Nachdem wir ins Hotel El Cielito eingecheckt hatten, gab es im benachbarten Restaurant ein Zmittag. Das Rinds-Kare-Kare, ein ziemlich fader Eintopf aus Ochsenschwanz an Erdnussauce und Aubergine vermochte uns allerdings nur mässig zu überzeugen. Immerhin waren wir nun für den nachfolgenden Spaziergang durch Baguio gestärkt.

Als erstes machten wir uns auf die Suche nach der Poststelle, um einige Sachen auf die Post zu tun, welche wir nicht mehr benötigen werden, um so unser Gepäck ein wenig zu erleichtern. Das Aufgeben des Pakets verlief problemlos, mal schauen ob wir in drei bis vier Monaten ein Päcklein mit laotischen Textilien, kambodschanischen Gewürzen und langen Hosen bekommen werden...

Anschliessend führte uns Edgar ins Zentrum von Baguio, wobei er uns anhielt, gut auf die Wertsachen acht zu geben, da hier öfters Schlitzer am Werk seien.

Auf dem lokalen Markt, welcher als der sauberste auf den Philippinen gilt, fanden wir (wie üblich) ein üppiges Angebot von Früchten und Gemüsen. Delia erstand einen Sternapfel und eine Stachelannone (Guyabano). Ersterer war ziemlich fad und schied eine komisch anmutende Milch aus, letztere hatte zwar ein gutes Aroma, allerdings eine matschig-mehlige Konsistenz und fiel daher im Konsumententest leider ebenfalls durch.

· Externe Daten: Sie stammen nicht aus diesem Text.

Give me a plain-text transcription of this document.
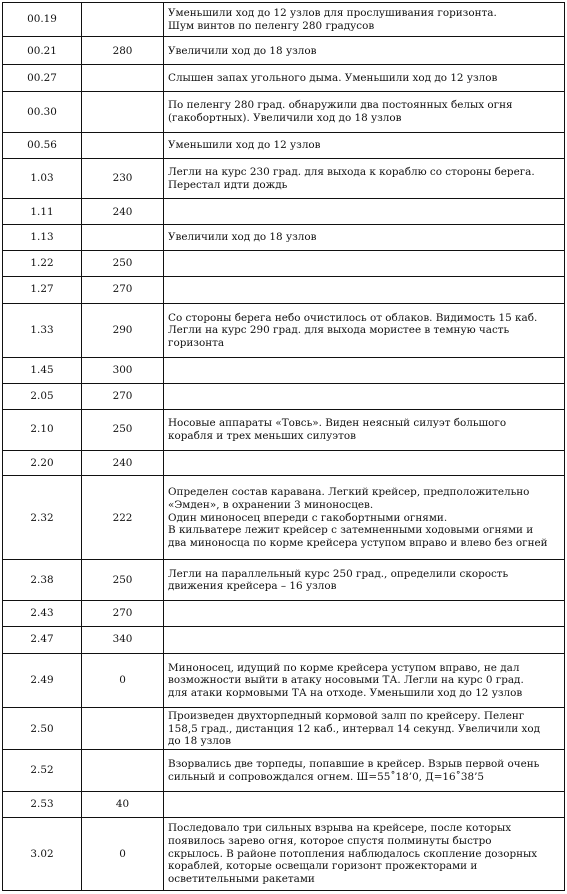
00.19		Уменьшили ход до 12 узлов для прослушивания горизонта.
Шум винтов по пеленгу 280 градусов
00.21	280	Увеличили ход до 18 узлов
00.27		Слышен запах угольного дыма. Уменьшили ход до 12 узлов
00.30		По пеленгу 280 град. обнаружили два постоянных белых огня
(гакобортных). Увеличили ход до 18 узлов
00.56		Уменьшили ход до 12 узлов
1.03	230	Легли на курс 230 град. для выхода к кораблю со стороны берега.
Перестал идти дождь
1.11	240	
1.13		Увеличили ход до 18 узлов
1.22	250	
1.27	270	
1.33	290	Со стороны берега небо очистилось от облаков. Видимость 15 каб.
Легли на курс 290 град. для выхода мористее в темную часть
горизонта
1.45	300	
2.05	270	
2.10	250	Носовые аппараты «Товсь». Виден неясный силуэт большого
корабля и трех меньших силуэтов
2.20	240	
2.32	222	Определен состав каравана. Легкий крейсер, предположительно
«Эмден», в охранении 3 миноносцев.
Один миноносец впереди с гакобортными огнями.
В кильватере лежит крейсер с затемненными ходовыми огнями и
два миноносца по корме крейсера уступом вправо и влево без огней
2.38	250	Легли на параллельный курс 250 град., определили скорость
движения крейсера – 16 узлов
2.43	270	
2.47	340	
2.49	0	Миноносец, идущий по корме крейсера уступом вправо, не дал
возможности выйти в атаку носовыми ТА. Легли на курс 0 град.
для атаки кормовыми ТА на отходе. Уменьшили ход до 12 узлов
2.50		Произведен двухторпедный кормовой залп по крейсеру. Пеленг
158,5 град., дистанция 12 каб., интервал 14 секунд. Увеличили ход
до 18 узлов
2.52		Взорвались две торпеды, попавшие в крейсер. Взрыв первой очень
сильный и сопровождался огнем. Ш=55˚18’0, Д=16˚38’5
2.53	40	
3.02	0	Последовало три сильных взрыва на крейсере, после которых
появилось зарево огня, которое спустя полминуты быстро
скрылось. В районе потопления наблюдалось скопление дозорных
кораблей, которые освещали горизонт прожекторами и
осветительными ракетами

Weiter fielen uns auf dem Markt die Erdbeeren auf, welche von den Verkäufern einzeln zu waghalsigen Gebilden aufgetürmt wurden. An einem Snackstand wurden zudem Hühnerküken-Spiesschen offeriert, was wir aber dankend ablehnten.

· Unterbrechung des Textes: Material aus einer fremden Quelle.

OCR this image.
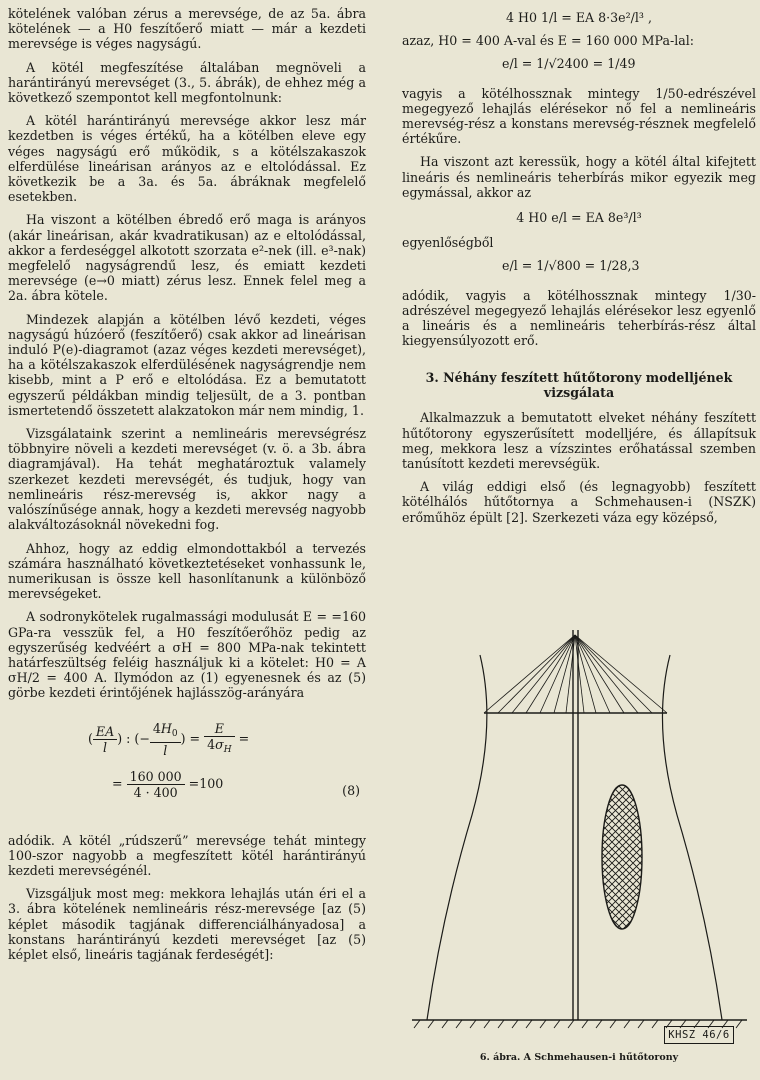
kötelének valóban zérus a merevsége, de az 5a. ábra kötelének — a H0 feszítőerő miatt — már a kezdeti merevsége is véges nagyságú.

A kötél megfeszítése általában megnöveli a harántirányú merevséget (3., 5. ábrák), de ehhez még a következő szempontot kell megfontolnunk:

A kötél harántirányú merevsége akkor lesz már kezdetben is véges értékű, ha a kötélben eleve egy véges nagyságú erő működik, s a kötélszakaszok elferdülése lineárisan arányos az e eltolódással. Ez következik be a 3a. és 5a. ábráknak megfelelő esetekben.

Ha viszont a kötélben ébredő erő maga is arányos (akár lineárisan, akár kvadratikusan) az e eltolódással, akkor a ferdeséggel alkotott szorzata e²-nek (ill. e³-nak) megfelelő nagyságrendű lesz, és emiatt kezdeti merevsége (e→0 miatt) zérus lesz. Ennek felel meg a 2a. ábra kötele.

Mindezek alapján a kötélben lévő kezdeti, véges nagyságú húzóerő (feszítőerő) csak akkor ad lineárisan induló P(e)-diagramot (azaz véges kezdeti merevséget), ha a kötélszakaszok elferdülésének nagyságrendje nem kisebb, mint a P erő e eltolódása. Ez a bemutatott egyszerű példákban mindig teljesült, de a 3. pontban ismertetendő összetett alakzatokon már nem mindig, 1.

Vizsgálataink szerint a nemlineáris merevségrész többnyire növeli a kezdeti merevséget (v. ö. a 3b. ábra diagramjával). Ha tehát meghatároztuk valamely szerkezet kezdeti merevségét, és tudjuk, hogy van nemlineáris rész-merevség is, akkor nagy a valószínűsége annak, hogy a kezdeti merevség nagyobb alakváltozásoknál növekedni fog.

Ahhoz, hogy az eddig elmondottakból a tervezés számára használható következtetéseket vonhassunk le, numerikusan is össze kell hasonlítanunk a különböző merevségeket.

A sodronykötelek rugalmassági modulusát E = =160 GPa-ra vesszük fel, a H0 feszítőerőhöz pedig az egyszerűség kedvéért a σH = 800 MPa-nak tekintett határfeszültség feléig használjuk ki a kötelet: H0 = A σH/2 = 400 A. Ilymódon az (1) egyenesnek és az (5) görbe kezdeti érintőjének hajlásszög-arányára

( $\frac{EA}{l}$ ) : (− $\frac{4H_0}{l}$ ) = $\frac{E}{4\sigma_H}$ =
= $\frac{160 000}{4 \cdot 400} =100$	(8)

adódik. A kötél „rúdszerű” merevsége tehát mintegy 100-szor nagyobb a megfeszített kötél harántirányú kezdeti merevségénél.

Vizsgáljuk most meg: mekkora lehajlás után éri el a 3. ábra kötelének nemlineáris rész-merevsége [az (5) képlet második tagjának differenciálhányadosa] a konstans harántirányú kezdeti merevséget [az (5) képlet első, lineáris tagjának ferdeségét]:

4 H0 1/l = EA 8·3e²/l³ ,

azaz, H0 = 400 A-val és E = 160 000 MPa-lal:

e/l = 1/√2400 = 1/49

vagyis a kötélhossznak mintegy 1/50-edrészével megegyező lehajlás elérésekor nő fel a nemlineáris merevség-rész a konstans merevség-résznek megfelelő értékűre.

Ha viszont azt keressük, hogy a kötél által kifejtett lineáris és nemlineáris teherbírás mikor egyezik meg egymással, akkor az

4 H0 e/l = EA 8e³/l³

egyenlőségből

e/l = 1/√800 = 1/28,3

adódik, vagyis a kötélhossznak mintegy 1/30-adrészével megegyező lehajlás elérésekor lesz egyenlő a lineáris és a nemlineáris teherbírás-rész által kiegyensúlyozott erő.

3. Néhány feszített hűtőtorony modelljének vizsgálata

Alkalmazzuk a bemutatott elveket néhány feszített hűtőtorony egyszerűsített modelljére, és állapítsuk meg, mekkora lesz a vízszintes erőhatással szemben tanúsított kezdeti merevségük.

A világ eddigi első (és legnagyobb) feszített kötélhálós hűtőtornya a Schmehausen-i (NSZK) erőműhöz épült [2]. Szerkezeti váza egy középső,

KHSZ 46/6
6. ábra. A Schmehausen-i hűtőtorony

Nach einem kurzen Abstecher durch den Park führte uns Edgar zur natürlich ebenfalls vorhandenen Mall, welche, wie er uns erklärte, die einzige auf den Philippinen sei, welche nicht klimatisiert sei. Da sie nach oben hin offen ist und nur durch ein riesiges, offenes Zeltdach abgedeckt ist, schien uns das eigentlich ganz vernünftig zu sein. Die Mall ist den Reisterrassen nachempfunden und hat auf allen drei Ebenen versetzte Terrassen, von wo aus man einen guten Blick über Baguio hat. Wir machten ein paar Fotos und gingen danach zurück ins Hotel. Nach dem Znacht gingen wir ins Zimmer und fielen todmüde ins Bett. Ein liebestoller (oder schlicht gelangweilter) Hund versuchte zwar noch, uns am wohlverdienten Schlaf zu hindern, dies war aber nur von kurzem Erfolg gekrönt...



Dienstag, 20. März 2012

Wir fuhren kurz nach acht Uhr von Baguio los und von da zuerst nach La Trinidad. Dies ist der Ort, wo die Gemüsebauern aus den Cordilleras ihre Ernte hinbringen, um sie an Gemüsehändler aus Manila zu verkaufen. Ebenfalls werden in der Ebene Gemüse und Früchte, (vor allem Erdbeeren) angebaut. Delia kaufte ein paar Erdbeeren, welche wir mit Trinkwasser aus der Flasche wuschen und anschliessend probierten. Sie waren zu unserem Erstaunen nicht etwa fad, sondern gut ausgereift! (Im Gegensatz zu den Thai-Erdbeeren).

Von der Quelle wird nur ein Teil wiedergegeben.